Though it has an extensive Vietnamese menu, as well as classic bar food such as cheeseburgers and fish and chips, I ordered what I like best -- a grilled pork banh mi. At $5, or two for $8, it was at the upper end of the price of a banh mi in Houston, but I soon found out why. The banh mi at Hughie's is huge -- this is a Texas-size version of this sandwich.
The grilled pork didn't have much marination with it, but it was delicious. Seriously and for real, this is the best grilled pork I can remember eating -- on a sandwich, taco, skewer or dish -- and there's lots of it. If I were just served the pork without the rest of the sandwich, it would easily be worth the $5. Add Hughie's grilled pork banh mi to the list of great sandwiches in Houston.
This tavern is a winning concept.
I asked the man next to me what he'd been enjoying, and he said "pho." It turned out he was Peter Hoang, the owner of Hughie's, and I'd bypassed the flyer announcing the introduction of pho to the menu. I told him how much I enjoyed the sandwich, and he said the grilled pork banh mi is what Hughie's is becoming known for, along with Shaking Beef (grilled filet mignon) for $12.

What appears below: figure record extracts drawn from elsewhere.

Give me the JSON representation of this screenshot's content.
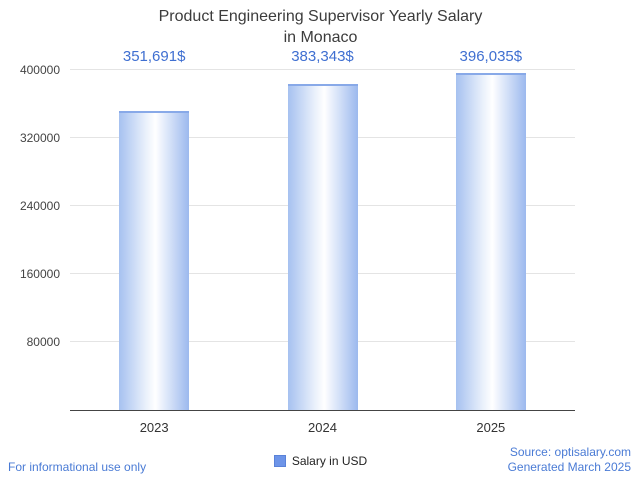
{
  "header": {
    "line1": "Product Engineering Supervisor Yearly Salary",
    "line2": "in Monaco"
  },
  "chart_data": {
    "type": "bar",
    "title": "Product Engineering Supervisor Yearly Salary in Monaco",
    "categories": [
      "2023",
      "2024",
      "2025"
    ],
    "values": [
      351691,
      383343,
      396035
    ],
    "value_labels": [
      "351,691$",
      "383,343$",
      "396,035$"
    ],
    "ylim": [
      0,
      400000
    ],
    "yticks": [
      80000,
      160000,
      240000,
      320000,
      400000
    ],
    "grid": true,
    "legend_position": "bottom",
    "legend": {
      "label": "Salary in USD",
      "swatch_color": "#6d94e8"
    },
    "bar_gradient": [
      "#a6c1f0",
      "#ffffff",
      "#9cb9ee"
    ]
  },
  "footer": {
    "left": "For informational use only",
    "source": "Source: optisalary.com",
    "generated": "Generated March 2025"
  },
  "colors": {
    "accent_blue": "#3f6fd1",
    "footer_blue": "#4a7bd5",
    "axis_text": "#444444",
    "title_text": "#3c3c3c"
  }
}
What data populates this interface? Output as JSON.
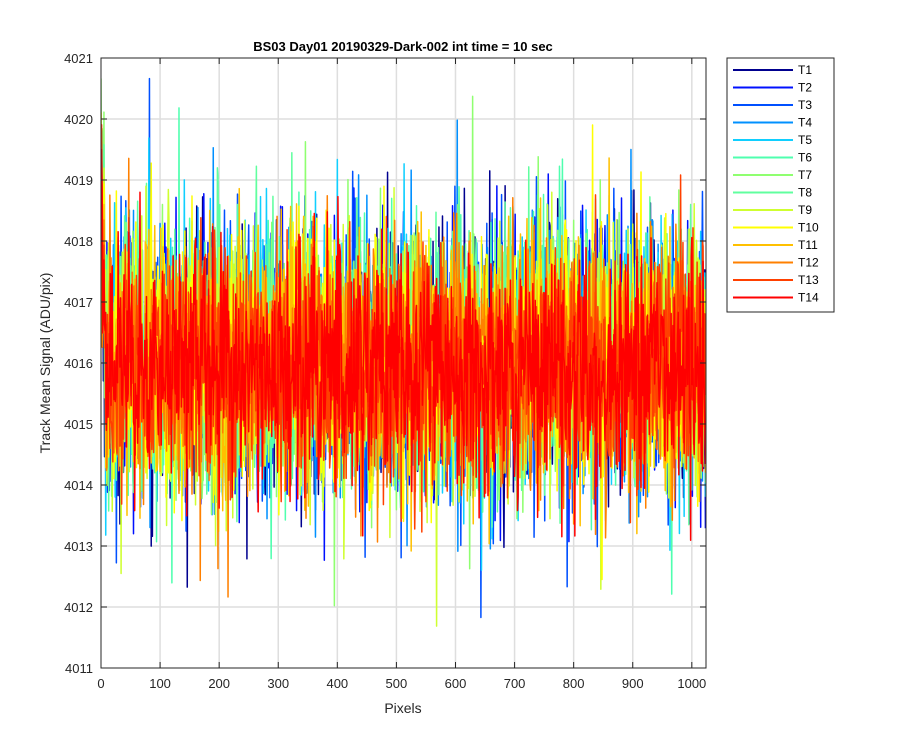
{
  "chart_data": {
    "type": "line",
    "title": "BS03 Day01 20190329-Dark-002 int time = 10 sec",
    "xlabel": "Pixels",
    "ylabel": "Track Mean Signal (ADU/pix)",
    "xlim": [
      0,
      1024
    ],
    "ylim": [
      4011,
      4021
    ],
    "xticks": [
      0,
      100,
      200,
      300,
      400,
      500,
      600,
      700,
      800,
      900,
      1000
    ],
    "yticks": [
      4011,
      4012,
      4013,
      4014,
      4015,
      4016,
      4017,
      4018,
      4019,
      4020,
      4021
    ],
    "grid": true,
    "legend_position": "outside-top-right",
    "n_points": 1024,
    "series": [
      {
        "name": "T1",
        "color": "#00008f",
        "mean": 4016.0,
        "noise": 1.05
      },
      {
        "name": "T2",
        "color": "#0010ff",
        "mean": 4016.0,
        "noise": 1.05
      },
      {
        "name": "T3",
        "color": "#0050ff",
        "mean": 4016.0,
        "noise": 1.05
      },
      {
        "name": "T4",
        "color": "#0090ff",
        "mean": 4016.0,
        "noise": 1.05
      },
      {
        "name": "T5",
        "color": "#10cfff",
        "mean": 4016.1,
        "noise": 1.05
      },
      {
        "name": "T6",
        "color": "#4fffaf",
        "mean": 4016.1,
        "noise": 1.05
      },
      {
        "name": "T7",
        "color": "#8fff70",
        "mean": 4016.1,
        "noise": 1.05
      },
      {
        "name": "T8",
        "color": "#60ff9f",
        "mean": 4016.1,
        "noise": 1.05
      },
      {
        "name": "T9",
        "color": "#cfff30",
        "mean": 4016.0,
        "noise": 1.05
      },
      {
        "name": "T10",
        "color": "#ffff00",
        "mean": 4016.0,
        "noise": 1.05
      },
      {
        "name": "T11",
        "color": "#ffc000",
        "mean": 4016.0,
        "noise": 1.0
      },
      {
        "name": "T12",
        "color": "#ff8000",
        "mean": 4016.0,
        "noise": 1.0
      },
      {
        "name": "T13",
        "color": "#ff4000",
        "mean": 4015.9,
        "noise": 0.95
      },
      {
        "name": "T14",
        "color": "#ff0000",
        "mean": 4015.9,
        "noise": 0.95
      }
    ]
  }
}
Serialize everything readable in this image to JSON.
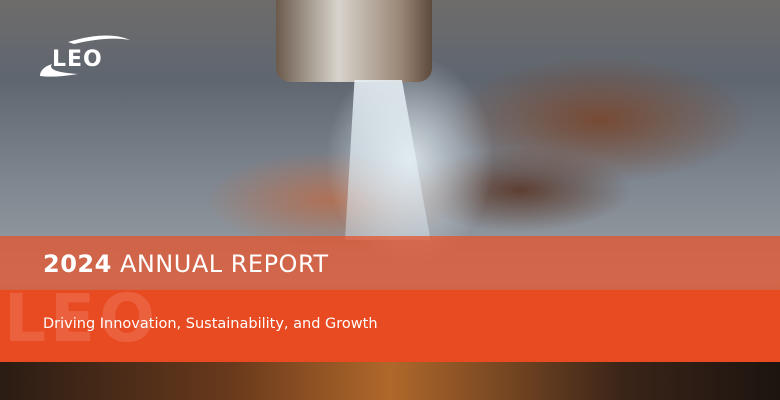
{
  "brand": {
    "logo_text": "LEO",
    "watermark_text": "LEO"
  },
  "banner": {
    "title_year": "2024",
    "title_rest": "ANNUAL REPORT",
    "subtitle": "Driving Innovation, Sustainability, and Growth"
  },
  "colors": {
    "accent": "#e84a22",
    "text": "#ffffff"
  }
}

I noted the eclectic craft beer menu, and Hoang told me it was easy to put together. Whenever a patron requested a beer he didn't have, he simply added it to his menu.
Hughie's thrives where a DQ could not.
Hoang explained that he may have to expand -- the shape of the sign out front reveals the tavern used to be a Dairy Queen -- but in the meantime, guests may have to wait in a line on weekends. I'll queue up for the grilled pork banh mi anytime.